Although levels of religiosity vary, over eighty five percent of Central Asians self-identify as Muslim. The vast majority adhere to the Sunni Hanafi school of jurisprudence. And, over 100,000 Pamiris in Tajikistan follow Shia Isma’ilism. Almost 30 years after the end of the Soviet Union, many Central Asians, particularly youth, demand that Islam play a more central role in daily life. But, the governments of Central Asia have adopted strict secular regimes. Consequently, they frame certain religious activities as threats to national security, labeling them as “non-traditional” and “extremist.” Yet, Islamic civil society (ICS) actors have engaged in a range of activities, including education, pastoral care, peacebuilding, relief and advocacy.
Over three sessions between February and March 2021 the Center and its partners gathered a group of experts, representatives of civil society, and government officials to discuss the emergence of Islamic civil society in Kyrgyzstan, Kazakhstan, Tajikistan, and Uzbekistan. The dialogue covered Islamic charities, mosques, non-governmental organizations (NGOs) and social media. The Oxus Society for Central Asian Affairs and European Neighborhood Council served as program partners.
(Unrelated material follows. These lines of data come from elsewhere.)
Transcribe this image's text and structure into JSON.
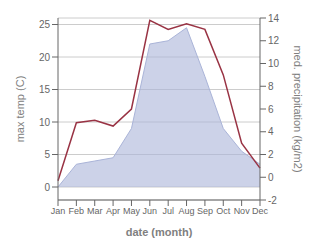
{
  "chart_data": {
    "type": "area",
    "xlabel": "date (month)",
    "ylabel": "max temp (C)",
    "y2label": "med. precipitation (kg/m2)",
    "categories": [
      "Jan",
      "Feb",
      "Mar",
      "Apr",
      "May",
      "Jun",
      "Jul",
      "Aug",
      "Sep",
      "Oct",
      "Nov",
      "Dec"
    ],
    "series": [
      {
        "type": "area",
        "color": "#aab4d8",
        "values": [
          0.0,
          3.5,
          4.0,
          4.5,
          9.0,
          22.0,
          22.5,
          24.5,
          17.0,
          9.0,
          5.5,
          3.5
        ]
      },
      {
        "type": "line",
        "color": "#993344",
        "axis": "y2",
        "values": [
          -0.3,
          4.8,
          5.0,
          4.5,
          6.0,
          13.8,
          13.0,
          13.5,
          13.0,
          9.0,
          3.0,
          0.8
        ]
      }
    ],
    "ylim": [
      -2,
      26
    ],
    "yticks": [
      0,
      5,
      10,
      15,
      20,
      25
    ],
    "y2lim": [
      -2,
      14
    ],
    "y2ticks": [
      -2,
      0,
      2,
      4,
      6,
      8,
      10,
      12,
      14
    ],
    "grid": true
  }
}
- How should we define Islamic civil society? Additionally, is it a useful concept?
- How popular is Islamic civil society in Central Asia?
- How is Covid-19 affecting the role of ICS in the region?
- Can ICS serve as a potential source of stability, human security, and development?
- What opportunities exist for dialogue with forms of civil society and assistance offered by NGOs and the state?
Conclusions: Islamic Civil Society in Central Asia
Islamic civil society (ICS) has grown in importance in Central Asia, but remains an understudied topic.
While participants sought no agreement upon a definition for ICS, it includes six types of actors: mosques, mahallas, charities, NGOs, jamaats and muftiates, all of whom frame their activities as being driven by Islamic norms and morality.
The Covid-19 pandemic has strengthened ICS, which uncovered the weaknesses of state governance and offered opportunities for new actors to step in to provide services to the local population.
Dynamics of ICS vary across the region, with Kyrgyzstan hosting the widest array of groups and Tajikistan the fewest. (This report does not include Turkmenistan).
The growth of ICS in the region has been restricted by secular regimes who view the growth of religious sentiments as an alternative source of legitimacy and potential threat to social order.